TLDR
- Reddit filed a lawsuit against Perplexity AI and three data scraping companies (Oxylabs, AWMProxy, and SerpApi) for allegedly stealing copyrighted user posts to train AI models.
- The lawsuit claims these entities masked their identities and disguised their scrapers to bypass Reddit’s protections and extract user content without permission.
- Perplexity denied the allegations and called Reddit’s lawsuit “extortion,” stating it only summarizes and cites public Reddit discussions rather than training AI models on the content.
- Reddit has been monetizing its user data through licensing agreements with companies like OpenAI and Google, with AI licensing deals making up nearly 10% of Reddit’s revenue as of February.
- This is Reddit’s second AI-related lawsuit after suing Anthropic in June, as the platform works to assert control over its user-generated content.
Reddit launched a lawsuit against artificial intelligence company Perplexity on Wednesday in New York federal court. The social media platform accused Perplexity of illegally scraping user posts to power its AI search engine.
The complaint also named three other defendants. These include Lithuanian data scraper Oxylabs, AWMProxy described as a former Russian botnet, and Texas-based startup SerpApi.
Reddit alleged these companies helped Perplexity collect its copyrighted content. The lawsuit claims they masked their identities and disguised their web scrapers as regular users to bypass Reddit’s technological protections.
Perplexity operates an AI-powered search engine that competes with Google and ChatGPT. The company denied Reddit’s allegations and accused the platform of extortion and opposing an open internet.
SerpApi told CNBC it strongly disagrees with the claims and plans to defend itself in court. CNBC was unable to reach Oxylabs and AWMProxy for comment.

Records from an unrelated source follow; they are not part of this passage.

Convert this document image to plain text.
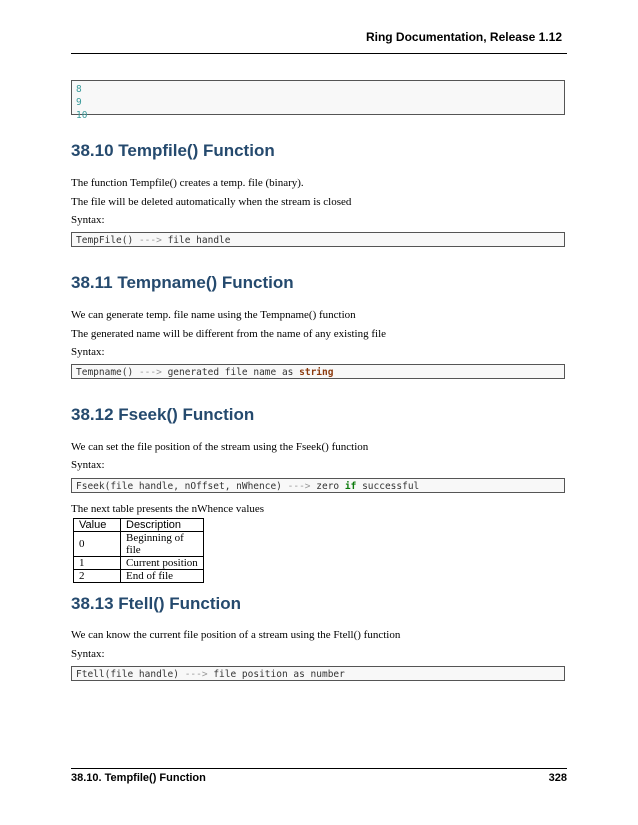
Ring Documentation, Release 1.12
8
9
10
38.10 Tempfile() Function

The function Tempfile() creates a temp. file (binary).

The file will be deleted automatically when the stream is closed

Syntax:

TempFile() ---> file handle
38.11 Tempname() Function

We can generate temp. file name using the Tempname() function

The generated name will be different from the name of any existing file

Syntax:

Tempname() ---> generated file name as string
38.12 Fseek() Function

We can set the file position of the stream using the Fseek() function

Syntax:

Fseek(file handle, nOffset, nWhence) ---> zero if successful

The next table presents the nWhence values

Value	Description
0	Beginning of file
1	Current position
2	End of file
38.13 Ftell() Function

We can know the current file position of a stream using the Ftell() function

Syntax:

Ftell(file handle) ---> file position as number
38.10. Tempfile() Function	328
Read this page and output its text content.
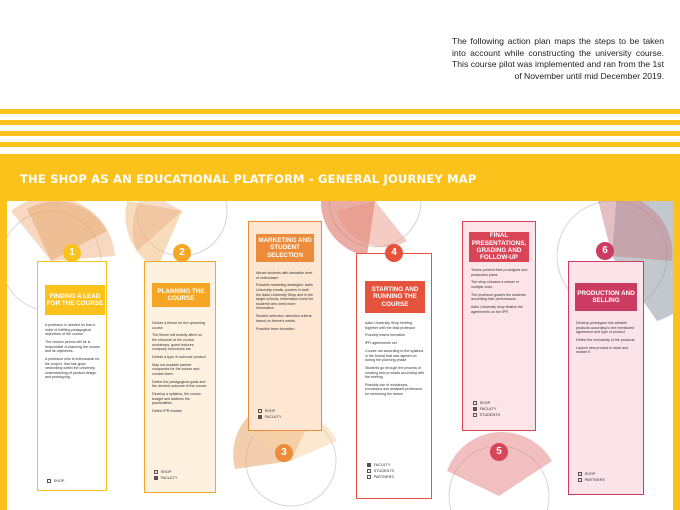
The following action plan maps the steps to be taken into account while constructing the university course. This course pilot was implemented and ran from the 1st of November until mid December 2019.
THE SHOP AS AN EDUCATIONAL PLATFORM - GENERAL JOURNEY MAP
1
FINDING A LEAD FOR THE COURSE

A professor is needed for this in order of fulfilling pedagogical objectives of the course.

The chosen person will be is responsible of planning the course and its objectives.

A professor who is enthusiastic for the project, that has good networking within the university, understanding of product design and prototyping.

SHOP
2
PLANNING THE COURSE

Decide a theme for the upcoming course

The theme will heavily affect on the structure of the course: workshops, guest lectures, company excursions etc.

Decide a type of outcome product

Map out possible partner companies for the course and contact them

Define the pedagogical goals and the desired outcome of the course

Develop a syllabus, the course budget and address the practicalities

Define IPR models

SHOP
FACULTY
MARKETING AND STUDENT SELECTION

Attract students with desirable level of enthusiasm

Possible marketing strategies: Aalto University emails, posters in both the Aalto University Shop and in the target schools, information event for students who need more information

Student selection: selection criteria based on theme's needs

Possible team formation

SHOP
FACULTY
3
4
STARTING AND RUNNING THE COURSE

Aalto University Shop briefing together with the lead professor

Possibly teams formation

IPR agreements set

Course ran according to the syllabus in the format that was agreed on during the planning phase

Students go through the process of creating new products according with the briefing

Possibly use of workshops, excursions and assistant professors for mentoring the teams

FACULTY
STUDENTS
PARTNERS
FINAL PRESENTATIONS, GRADING AND FOLLOW-UP

Teams present their prototypes and production plans

The shop chooses a winner or multiple ones

The professor grades the students according their performance

Aalto University shop finalize the agreements on the IPR

SHOP
FACULTY
STUDENTS
5
6
PRODUCTION AND SELLING

Develop prototypes into sellable products according to the mentioned agreement and type of product

Define the exclusivity of the products

Launch new product in store and market it

SHOP
PARTNERS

Ben Lee, Reddit’s Chief Legal Officer, said AI companies are locked in an arms race for quality human content. This pressure has created what he called an “industrial-scale data laundering economy.”
The Battle Over User Data
Reddit hosts over 100,000 interest-based subreddit communities. The lawsuit states that Reddit user posts have become the most commonly cited source for AI-generated answers on Perplexity.
Reddit sent Perplexity a cease-and-desist letter about the alleged scraping. After receiving the letter, Perplexity increased the volume of citations to Reddit by forty times, according to the lawsuit.
AI researchers have noted that Reddit’s moderated conversations help AI chatbots produce more natural-sounding responses. The platform contains a large volume of authentic human discussions on various topics.
Reddit has worked to monetize its data pool through licensing agreements. The company has signed AI-related licensing deals with OpenAI and Google’s parent company Alphabet.
Perplexity Defends Its Practices
Perplexity posted a response on Reddit itself defending its actions. The company stated it does not train AI models on content but only summarizes and cites public Reddit discussions.
Perplexity claimed it is impossible to sign a license agreement given its business model. The company said that a year ago, Reddit demanded payment despite Perplexity lawfully accessing public Reddit data.
The AI company described the lawsuit as a show of force in Reddit’s training data negotiations with Google and OpenAI. Perplexity argued that Reddit is using litigation to strengthen its position in licensing talks.
Data licensing has become an important revenue source for Reddit. In February, Reddit’s COO Jen Wong told Adweek that AI licensing deals with Google and OpenAI made up nearly 10% of the company’s revenue.
This marks Reddit’s second AI-related lawsuit. The platform sued AI startup Anthropic in June over similar data scraping concerns.